2014/01/03

Post #1008

Budapest,Hungary
昨日の夜、TVでやってた西田敏行主演の『影武者 徳川家康』を見ていたら、無性に隆慶一郎の原作本を読みたくなって、本棚を漁って引っ張り出してきた。
この話は、関ヶ原の合戦で本物の徳川家康は、石田三成配下の忍びによって暗殺されており、そののちに徳川家康として世にあったのは、かつて一揆衆の一人として、織田信長を狙撃したこともある世良田二郎三郎という風来坊だったという話だ。二郎三郎は、自らの命を護るために、徳川家康の息子秀忠と、陰に陽に暗闘を繰り広げ、徳川家による一極支配の確立を阻み続けるという話だ。
これがまた、面白いんだよなぁ。
今夜から仕事も始まるし、今月は税務署に提出する書類も作っていかねばならないのに、困ったもんだ。
隆慶一郎の小説には、歴史家網野善彦の影響が背骨のように貫かれている。
物語を紡いでゆくのは、誰にも縛られず、時には差別さえされる非農耕、非定住の民、『道々の輩』だ。
彼らは既成のいかなる権力にも屈服することを良しとせず、家も持たず、農地も持たず、自らの技術技芸だけを頼りに、世を渡ってゆく。
そして、決して歴史の表舞台に出ることなく、ひっそりと死んでゆく。そのあたりが、世間一般で信奉者が多い、司馬遼太郎の作品とは大きく肌合いを異にしている。司馬遼太郎の作品では、主人公は、史書に特筆されるようなものばかりだからだ。
誰かに支配されることも、誰かを支配することもなく、自らの力のみで生きてく行く。
隆慶一郎の小説でもっとも有名なのは、もちろん『一夢庵風流記』、つまりマンガでおなじみの花の慶次であろう。あの前田慶次郎にしても、ある意味、武勇無双を表す朱槍一本を武器に世を渡り歩いた、道々の輩なのだ。
生きて、死ぬだけだよ。
ロマンだなぁ・・・。
しかし、江戸幕府の確立によって、一所不定の道々の輩の多くは、部落に押し込められ、被差別民として、歴史の暗部に追いやられることになる。
若いころから、俺はそんな自由さに憧れていた。
あるとき、その血筋を持つ知人の女性に、もし仮に君と結婚したとしたら、俺もその仲間になれるのか?と訊いてみたところ、それは無理だと言われたことがある。もうずいぶんと昔のことだ。
あくまでそれは血統なんだという意味合いのことを言われたように記憶している。
今でも、ヨーロッパに行った折に、ジプシーの写真を撮ってしまうのは、自分の中に一所不定の自由さに(もちろんそれは、物質的な不自由さと裏腹だ)憧れ魅かれる心性があるからだ。
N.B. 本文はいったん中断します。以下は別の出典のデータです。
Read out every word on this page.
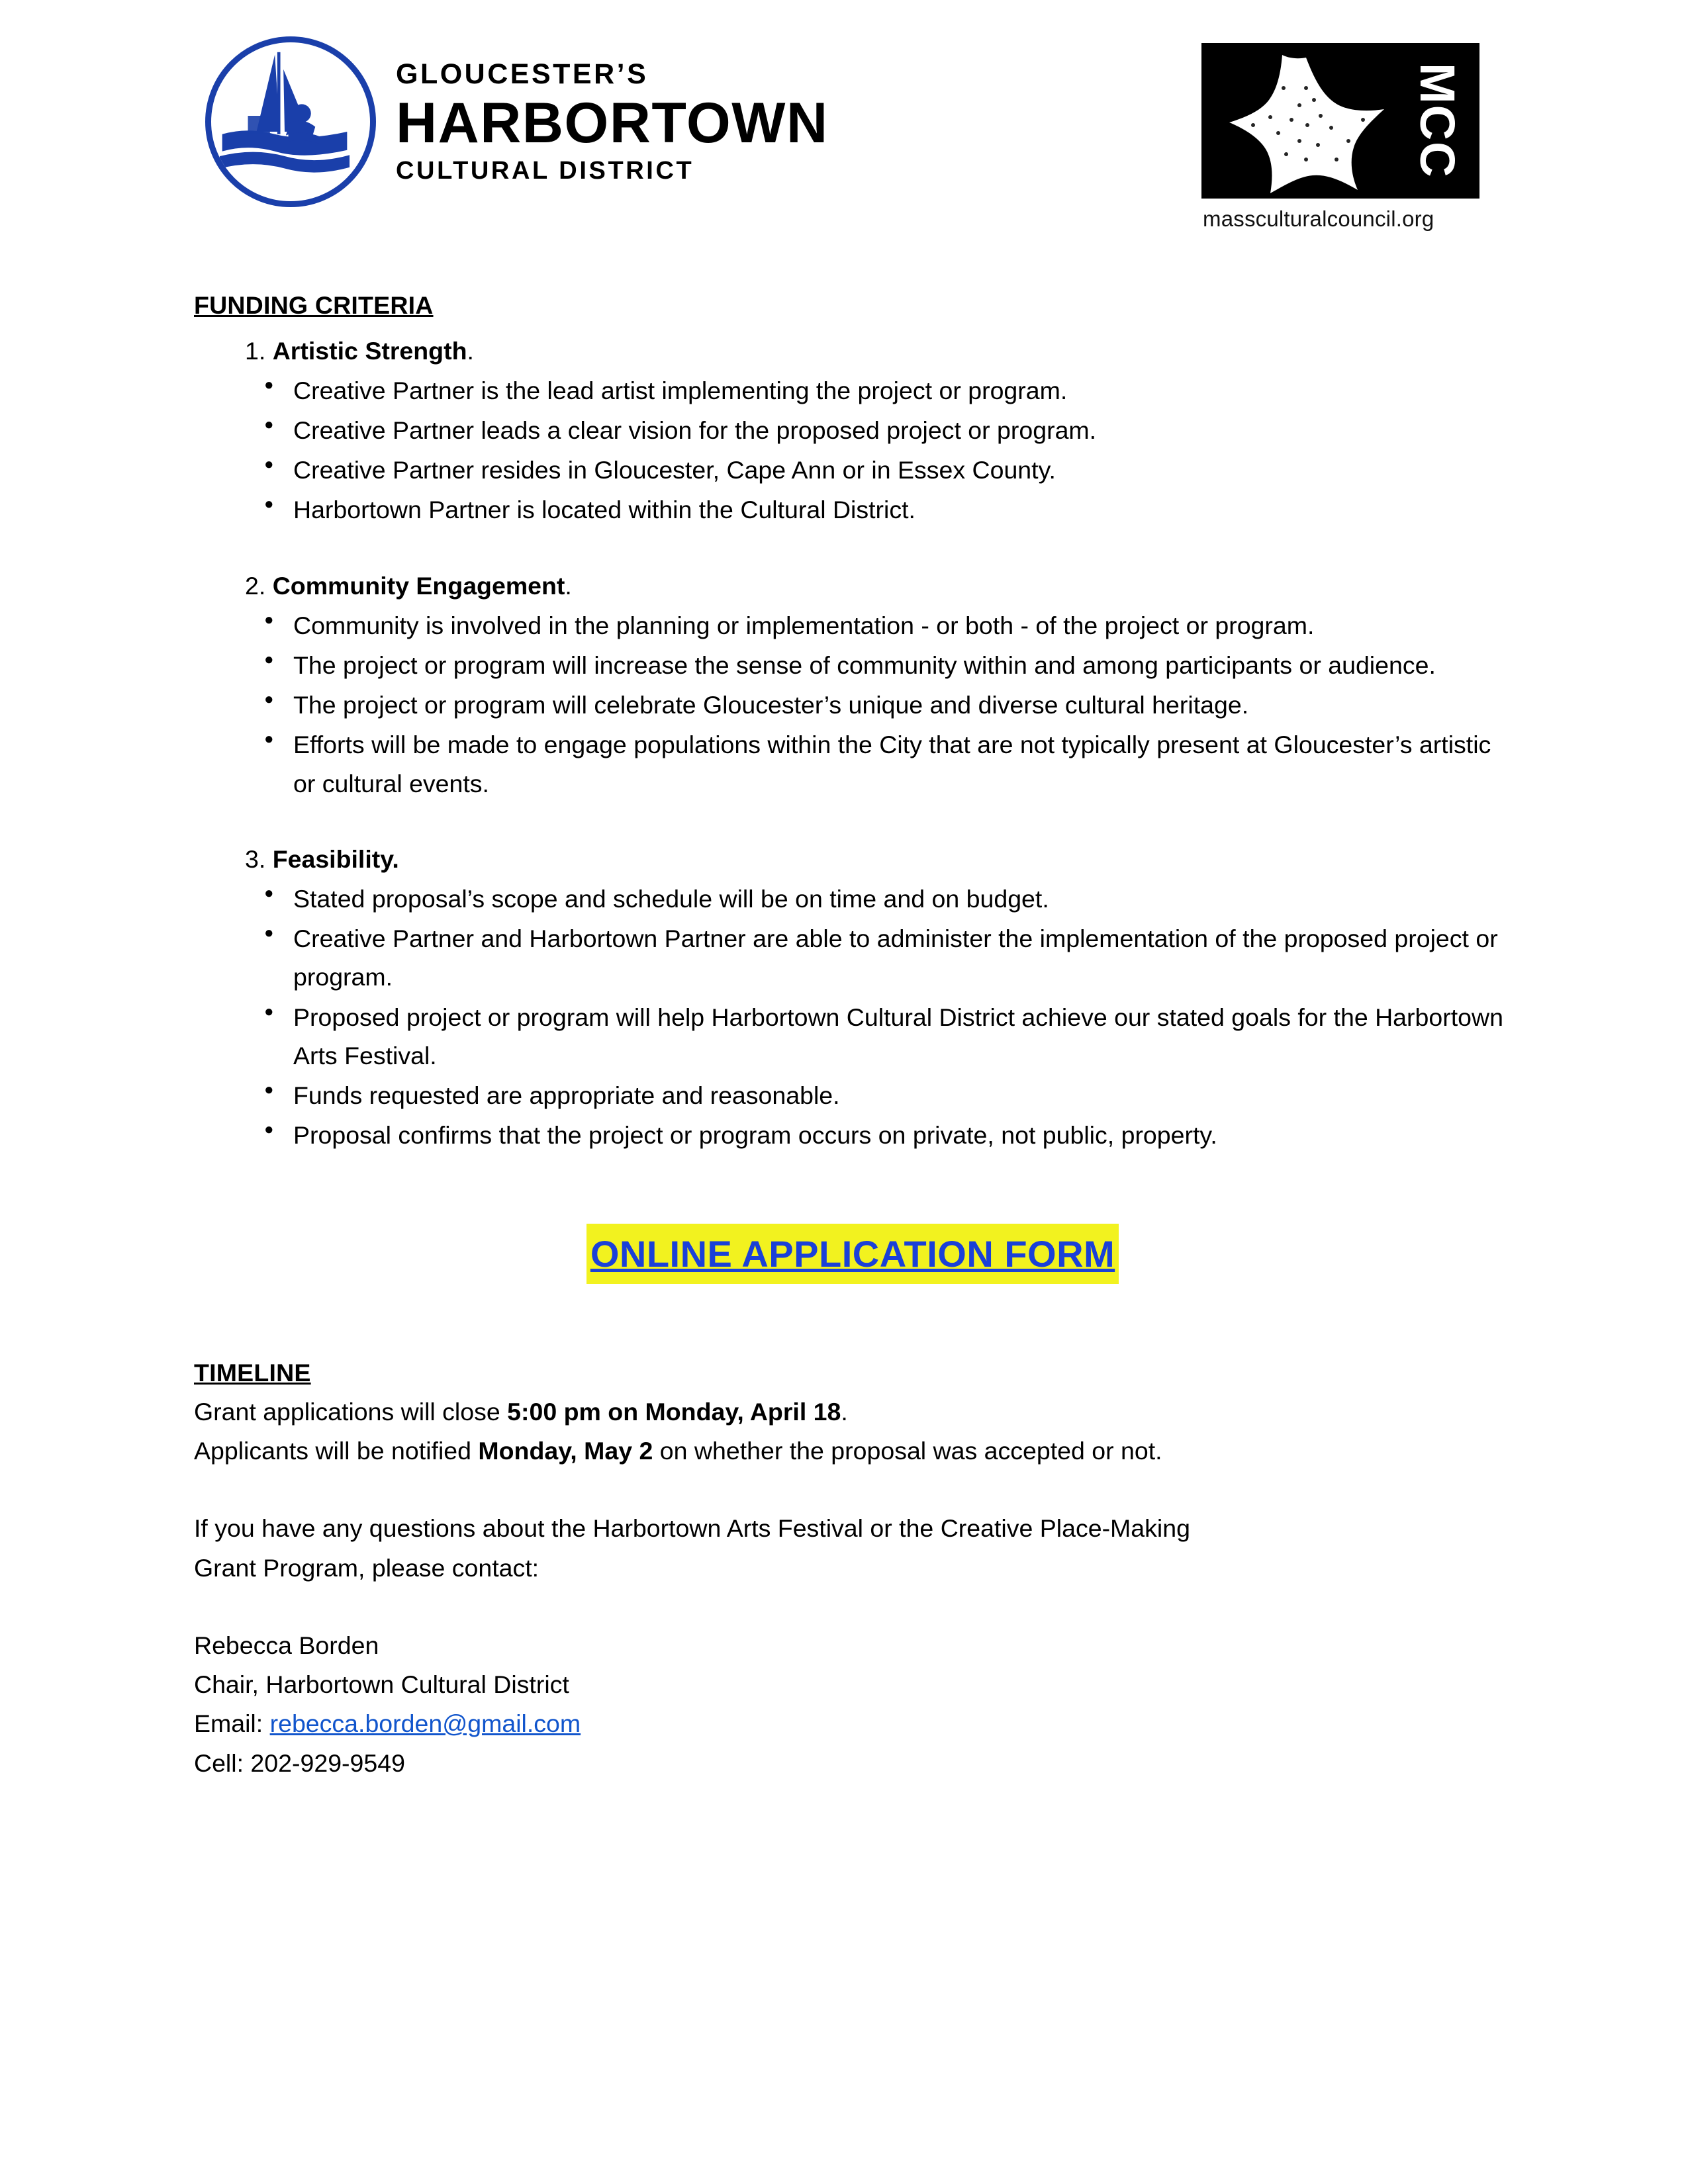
GLOUCESTER’S
HARBORTOWN
CULTURAL DISTRICT	MCC
massculturalcouncil.org
FUNDING CRITERIA
1. Artistic Strength.
● Creative Partner is the lead artist implementing the project or program.
● Creative Partner leads a clear vision for the proposed project or program.
● Creative Partner resides in Gloucester, Cape Ann or in Essex County.
● Harbortown Partner is located within the Cultural District.
2. Community Engagement.
● Community is involved in the planning or implementation - or both - of the project or program.
● The project or program will increase the sense of community within and among participants or audience.
● The project or program will celebrate Gloucester’s unique and diverse cultural heritage.
● Efforts will be made to engage populations within the City that are not typically present at Gloucester’s artistic or cultural events.
3. Feasibility.
● Stated proposal’s scope and schedule will be on time and on budget.
● Creative Partner and Harbortown Partner are able to administer the implementation of the proposed project or program.
● Proposed project or program will help Harbortown Cultural District achieve our stated goals for the Harbortown Arts Festival.
● Funds requested are appropriate and reasonable.
● Proposal confirms that the project or program occurs on private, not public, property.
ONLINE APPLICATION FORM
TIMELINE
Grant applications will close 5:00 pm on Monday, April 18.
Applicants will be notified Monday, May 2 on whether the proposal was accepted or not.
If you have any questions about the Harbortown Arts Festival or the Creative Place-Making
Grant Program, please contact:
Rebecca Borden
Chair, Harbortown Cultural District
Email: rebecca.borden@gmail.com
Cell: 202-929-9549
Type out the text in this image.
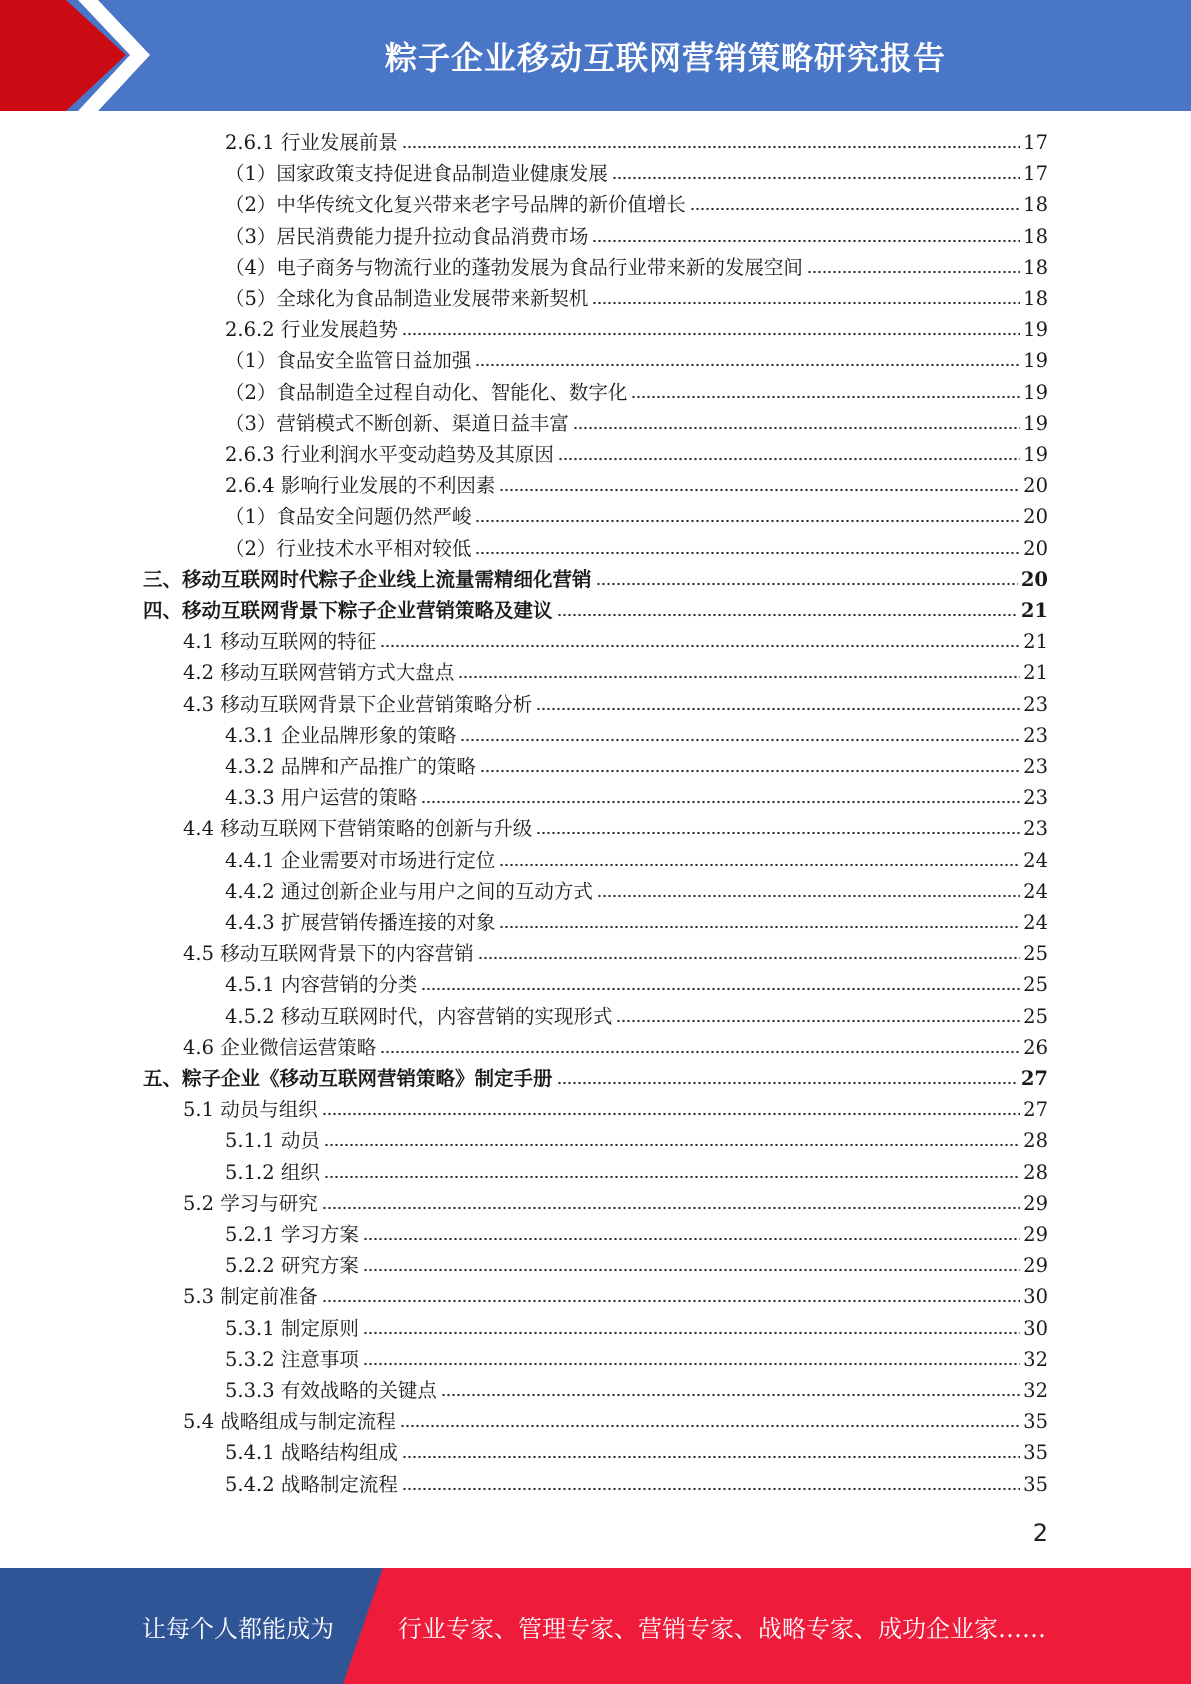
粽子企业移动互联网营销策略研究报告
2.6.1 行业发展前景	17
（1）国家政策支持促进食品制造业健康发展	17
（2）中华传统文化复兴带来老字号品牌的新价值增长	18
（3）居民消费能力提升拉动食品消费市场	18
（4）电子商务与物流行业的蓬勃发展为食品行业带来新的发展空间	18
（5）全球化为食品制造业发展带来新契机	18
2.6.2 行业发展趋势	19
（1）食品安全监管日益加强	19
（2）食品制造全过程自动化、智能化、数字化	19
（3）营销模式不断创新、渠道日益丰富	19
2.6.3 行业利润水平变动趋势及其原因	19
2.6.4 影响行业发展的不利因素	20
（1）食品安全问题仍然严峻	20
（2）行业技术水平相对较低	20
三、移动互联网时代粽子企业线上流量需精细化营销	20
四、移动互联网背景下粽子企业营销策略及建议	21
4.1 移动互联网的特征	21
4.2 移动互联网营销方式大盘点	21
4.3 移动互联网背景下企业营销策略分析	23
4.3.1 企业品牌形象的策略	23
4.3.2 品牌和产品推广的策略	23
4.3.3 用户运营的策略	23
4.4 移动互联网下营销策略的创新与升级	23
4.4.1 企业需要对市场进行定位	24
4.4.2 通过创新企业与用户之间的互动方式	24
4.4.3 扩展营销传播连接的对象	24
4.5 移动互联网背景下的内容营销	25
4.5.1 内容营销的分类	25
4.5.2 移动互联网时代，内容营销的实现形式	25
4.6 企业微信运营策略	26
五、粽子企业《移动互联网营销策略》制定手册	27
5.1 动员与组织	27
5.1.1 动员	28
5.1.2 组织	28
5.2 学习与研究	29
5.2.1 学习方案	29
5.2.2 研究方案	29
5.3 制定前准备	30
5.3.1 制定原则	30
5.3.2 注意事项	32
5.3.3 有效战略的关键点	32
5.4 战略组成与制定流程	35
5.4.1 战略结构组成	35
5.4.2 战略制定流程	35
2
让每个人都能成为	行业专家、管理专家、营销专家、战略专家、成功企业家……
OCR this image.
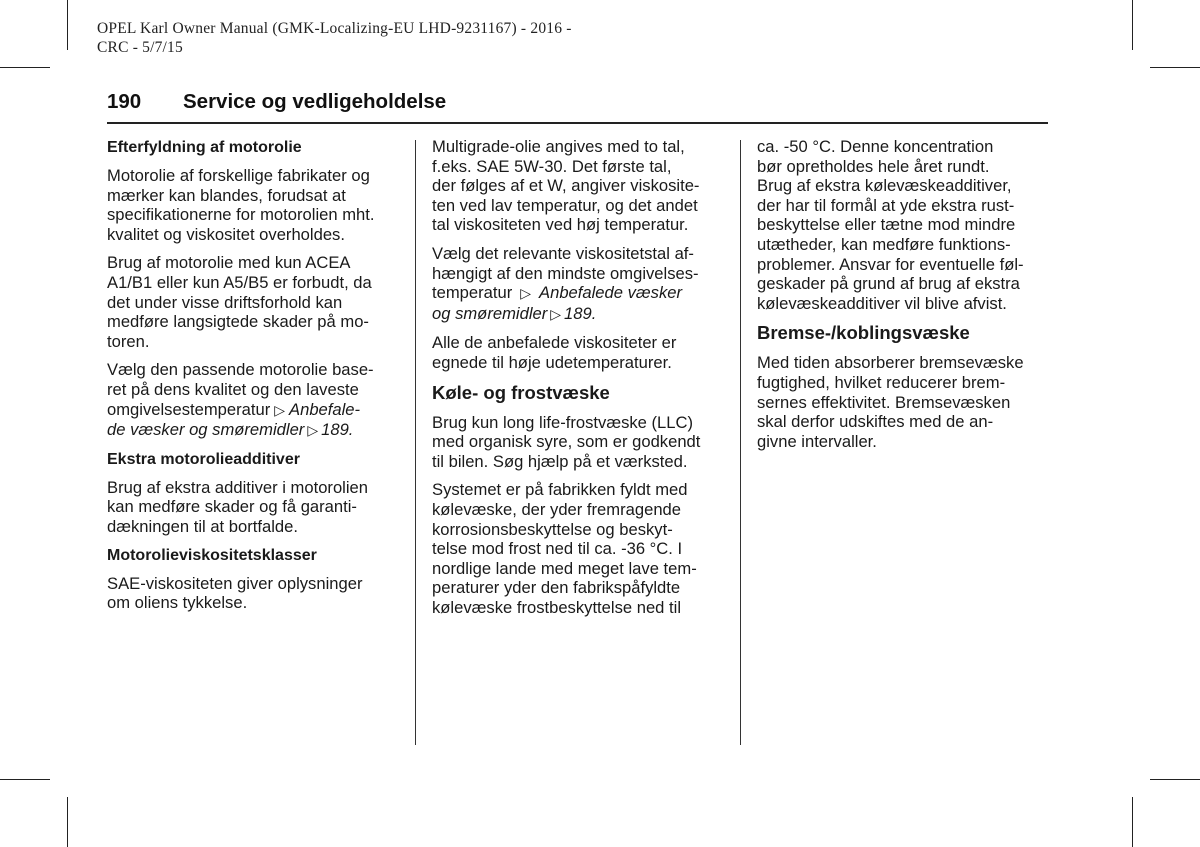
OPEL Karl Owner Manual (GMK-Localizing-EU LHD-9231167) - 2016 -
CRC - 5/7/15
190 Service og vedligeholdelse
Efterfyldning af motorolie

Motorolie af forskellige fabrikater og
mærker kan blandes, forudsat at
specifikationerne for motorolien mht.
kvalitet og viskositet overholdes.

Brug af motorolie med kun ACEA
A1/B1 eller kun A5/B5 er forbudt, da
det under visse driftsforhold kan
medføre langsigtede skader på mo-
toren.

Vælg den passende motorolie base-
ret på dens kvalitet og den laveste
omgivelsestemperatur ▷ Anbefale-
de væsker og smøremidler ▷ 189.

Ekstra motorolieadditiver

Brug af ekstra additiver i motorolien
kan medføre skader og få garanti-
dækningen til at bortfalde.

Motorolieviskositetsklasser

SAE-viskositeten giver oplysninger
om oliens tykkelse.

Multigrade-olie angives med to tal,
f.eks. SAE 5W-30. Det første tal,
der følges af et W, angiver viskosite-
ten ved lav temperatur, og det andet
tal viskositeten ved høj temperatur.

Vælg det relevante viskositetstal af-
hængigt af den mindste omgivelses-
temperatur ▷ Anbefalede væsker
og smøremidler ▷ 189.

Alle de anbefalede viskositeter er
egnede til høje udetemperaturer.

Køle- og frostvæske

Brug kun long life-frostvæske (LLC)
med organisk syre, som er godkendt
til bilen. Søg hjælp på et værksted.

Systemet er på fabrikken fyldt med
kølevæske, der yder fremragende
korrosionsbeskyttelse og beskyt-
telse mod frost ned til ca. -36 °C. I
nordlige lande med meget lave tem-
peraturer yder den fabrikspåfyldte
kølevæske frostbeskyttelse ned til

ca. -50 °C. Denne koncentration
bør opretholdes hele året rundt.
Brug af ekstra kølevæskeadditiver,
der har til formål at yde ekstra rust-
beskyttelse eller tætne mod mindre
utætheder, kan medføre funktions-
problemer. Ansvar for eventuelle føl-
geskader på grund af brug af ekstra
kølevæskeadditiver vil blive afvist.

Bremse-/koblingsvæske

Med tiden absorberer bremsevæske
fugtighed, hvilket reducerer brem-
sernes effektivitet. Bremsevæsken
skal derfor udskiftes med de an-
givne intervaller.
俺は、隆慶一郎の決して長くはない作家生活で残した小説群を読むとき、もしかしたらありえたかもしれない日本を、夢想する。

さて、今から夕方まで、何をして時間を潰そうか?
プリントしようか、読書をしようか、税務申告の書類を作ろうか。
それともやっぱり『影武者 徳川家康』を読みふけってしまおうか。
読者諸君、失礼する。とりあえず小腹がすいたんで、餅でも喰らうとするぜ。まずはそこからだ。